When fitting the model in Stan, multiple warning messages are provided that the sampler has diverged. The divergence warnings are in Stan’s sampler precisely to diagnose the sampler’s inability to follow the curvature in the posterior and provide independent confirmation that Stan’s sampler cannot fit this model as specified.

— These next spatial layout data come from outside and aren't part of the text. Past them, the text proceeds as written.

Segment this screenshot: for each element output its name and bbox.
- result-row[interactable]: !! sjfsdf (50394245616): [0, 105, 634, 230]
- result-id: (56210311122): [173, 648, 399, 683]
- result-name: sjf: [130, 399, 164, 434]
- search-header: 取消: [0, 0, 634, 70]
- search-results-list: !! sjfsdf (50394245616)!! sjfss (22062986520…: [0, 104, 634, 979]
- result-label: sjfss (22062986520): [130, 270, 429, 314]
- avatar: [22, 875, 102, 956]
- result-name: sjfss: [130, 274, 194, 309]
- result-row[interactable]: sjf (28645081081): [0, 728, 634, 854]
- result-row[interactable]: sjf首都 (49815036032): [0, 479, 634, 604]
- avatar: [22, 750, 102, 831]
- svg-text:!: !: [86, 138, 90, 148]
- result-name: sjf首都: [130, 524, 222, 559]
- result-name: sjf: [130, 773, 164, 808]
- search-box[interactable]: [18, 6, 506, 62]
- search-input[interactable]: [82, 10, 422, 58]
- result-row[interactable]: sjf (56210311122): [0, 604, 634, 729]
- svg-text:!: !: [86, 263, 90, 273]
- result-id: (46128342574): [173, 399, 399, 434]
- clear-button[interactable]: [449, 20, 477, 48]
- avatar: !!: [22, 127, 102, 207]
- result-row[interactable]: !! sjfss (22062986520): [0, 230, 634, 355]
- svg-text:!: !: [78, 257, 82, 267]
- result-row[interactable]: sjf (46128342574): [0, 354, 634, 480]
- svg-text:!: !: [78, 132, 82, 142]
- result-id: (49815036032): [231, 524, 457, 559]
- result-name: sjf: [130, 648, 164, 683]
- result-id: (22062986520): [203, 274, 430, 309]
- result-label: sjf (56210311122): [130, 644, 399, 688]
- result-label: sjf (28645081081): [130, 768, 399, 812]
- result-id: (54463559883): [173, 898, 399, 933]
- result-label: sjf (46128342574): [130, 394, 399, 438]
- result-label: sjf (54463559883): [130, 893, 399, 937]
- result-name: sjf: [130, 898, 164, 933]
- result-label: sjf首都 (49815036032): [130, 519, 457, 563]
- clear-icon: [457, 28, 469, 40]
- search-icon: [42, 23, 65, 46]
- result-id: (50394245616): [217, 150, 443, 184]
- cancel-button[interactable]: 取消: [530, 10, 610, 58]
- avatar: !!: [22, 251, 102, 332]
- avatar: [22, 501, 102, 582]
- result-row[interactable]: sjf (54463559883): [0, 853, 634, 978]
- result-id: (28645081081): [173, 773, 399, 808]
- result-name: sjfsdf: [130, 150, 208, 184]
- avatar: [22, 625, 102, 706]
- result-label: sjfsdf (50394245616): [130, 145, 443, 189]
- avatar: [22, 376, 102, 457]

SBC also diagnoses the problem. Here’s the rank plots for running \(N = 200\) simulations with 1000 warmup iterations and \(M = 999\) draws per simulation used to compute the ranks.
Although the population mean and standard deviation \(\mu\) and \(\tau\) appear well calibrated, \(\theta_1\) tells a very different story. The simulated values are much smaller than the values fit from the data. This is because Stan’s no-U-turn sampler is unable to sample with the model formulated in the centered parameterization—the posterior geometry has regions of extremely high curvature as \(\tau\) approaches zero and the \(\theta_j\) become highly constrained. The chapter on reparameterization explains how to remedy this problem and fit this kind of hierarchical model with Stan.
References
Rubin, Donald B. 1981. “Estimation in Parallel Randomized Experiments.” Journal of Educational Statistics 6: 377–401.
Talts, Sean, Michael Betancourt, Daniel Simpson, Aki Vehtari, and Andrew Gelman. 2018. “Validating Bayesian Inference Algorithms with Simulation-Based Calibration.” arXiv, no. 1804.06788.